I would assume that the glowing reviews come from people who have either not used another game engine, or who are so desperate for anything Java, that they're willing to put up with any crap, as long as they can (slowly) render a model to the screen.
I've used it, and it does not hold up to engines like Ogre3D, or OpenSceneGraph, or even Torque Game Engine. Some problems:
1) There is no way to get skinned animation into the engine. The developers apparently have a COLLADA exporter script that they use internally, but have not released. Regular COLLDA animations are not recognized by the importer.
2) The other importers are all crappy. It seems par for the course that they only support a single mesh, or a single texture, or no animation, or all three.
3) The internal data structures in jME show no understanding of rendering hardware. Colors are expanded to 16 bytes. Vertices are stored with one vertex buffer per channel, not as interleaved data. Each separate subset of a mesh is stored as a totally separate mesh, with separate buffers. The list goes on.
4) Originally, jME didn't even support instancing of meshes. Each tree in a forest would have its own multiple vertex buffers. To support instancing, they added a special "instancing node" which gets passed the regular mesh scene graph node. This example shows that the implementation is made by people who haven't done scene graphs before, and there are lots more.

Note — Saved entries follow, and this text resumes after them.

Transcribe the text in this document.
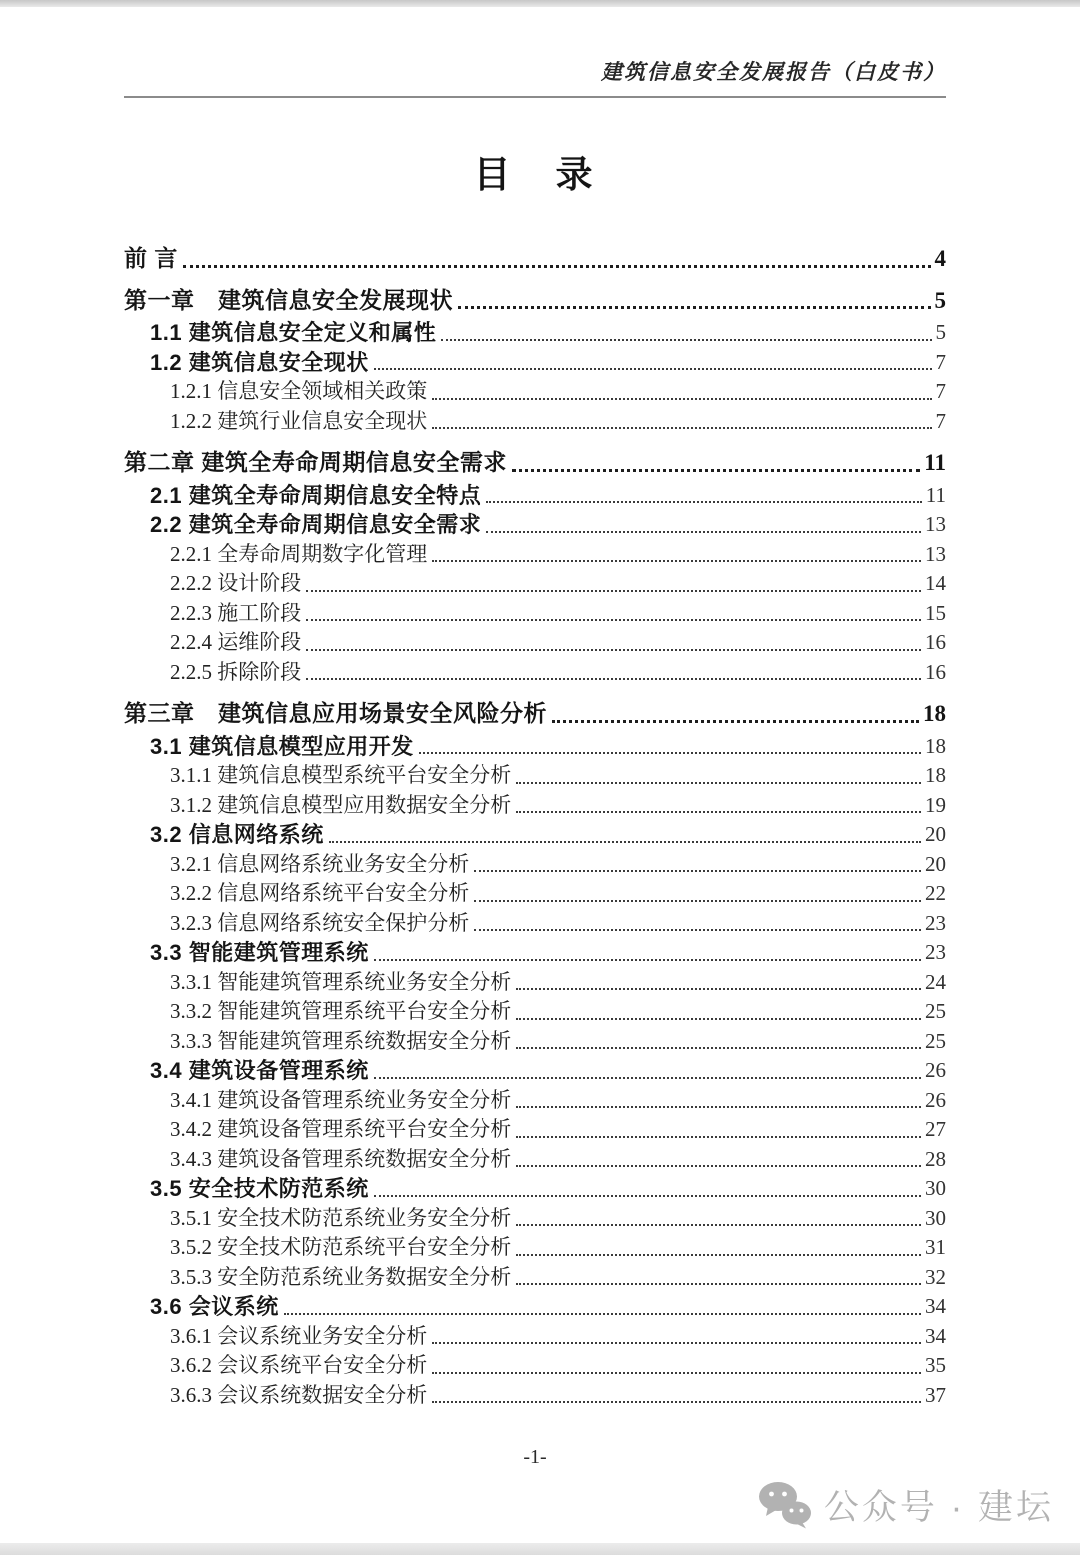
建筑信息安全发展报告（白皮书）
目　录
前 言	4
第一章　建筑信息安全发展现状	5
1.1 建筑信息安全定义和属性	5
1.2 建筑信息安全现状	7
1.2.1 信息安全领域相关政策	7
1.2.2 建筑行业信息安全现状	7
第二章 建筑全寿命周期信息安全需求	11
2.1 建筑全寿命周期信息安全特点	11
2.2 建筑全寿命周期信息安全需求	13
2.2.1 全寿命周期数字化管理	13
2.2.2 设计阶段	14
2.2.3 施工阶段	15
2.2.4 运维阶段	16
2.2.5 拆除阶段	16
第三章　建筑信息应用场景安全风险分析	18
3.1 建筑信息模型应用开发	18
3.1.1 建筑信息模型系统平台安全分析	18
3.1.2 建筑信息模型应用数据安全分析	19
3.2 信息网络系统	20
3.2.1 信息网络系统业务安全分析	20
3.2.2 信息网络系统平台安全分析	22
3.2.3 信息网络系统安全保护分析	23
3.3 智能建筑管理系统	23
3.3.1 智能建筑管理系统业务安全分析	24
3.3.2 智能建筑管理系统平台安全分析	25
3.3.3 智能建筑管理系统数据安全分析	25
3.4 建筑设备管理系统	26
3.4.1 建筑设备管理系统业务安全分析	26
3.4.2 建筑设备管理系统平台安全分析	27
3.4.3 建筑设备管理系统数据安全分析	28
3.5 安全技术防范系统	30
3.5.1 安全技术防范系统业务安全分析	30
3.5.2 安全技术防范系统平台安全分析	31
3.5.3 安全防范系统业务数据安全分析	32
3.6 会议系统	34
3.6.1 会议系统业务安全分析	34
3.6.2 会议系统平台安全分析	35
3.6.3 会议系统数据安全分析	37
-1-
公众号 · 建坛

5) The community likes patting itself on the back, but more importantly, it doesn't make any distinction between "good" or "bad." Even if code is totally broken and doesn't do anything near what it's supposed to do, you'll be hard pressed to get a "oh, that's bad" out of them. And even some basic things, like matrices and quaternions, have bugs in them.
6) The design of the scene graph is taken from Dave Eberly's "Wild Magic" books -- version 2. Dave himself is up to version 4. However, where Dave has good implementation (even if I don't like his design), jME hasn't, and it hasn't kept up to date with the many improvements that have happend in versions 3 and 4.
So, it may be true that jME is the best open engine that is out there for Java. That means that 3D games using an open Java engine are in a pretty poor state. You'll be better off wrapping something real, even if you have to write your own JNI bindings. (The Multiverse people wrapping Ogre3D come to mind as an alternative)
If your goal is just a good game engine, and you don't require Java, run as far away as you can -- it's not worth the time spent trying to understand how limited this engine is. Or prepare to spend significant effort to bring it up to snuff -- which probably is easier than starting your own from scratch, if that's the alternative.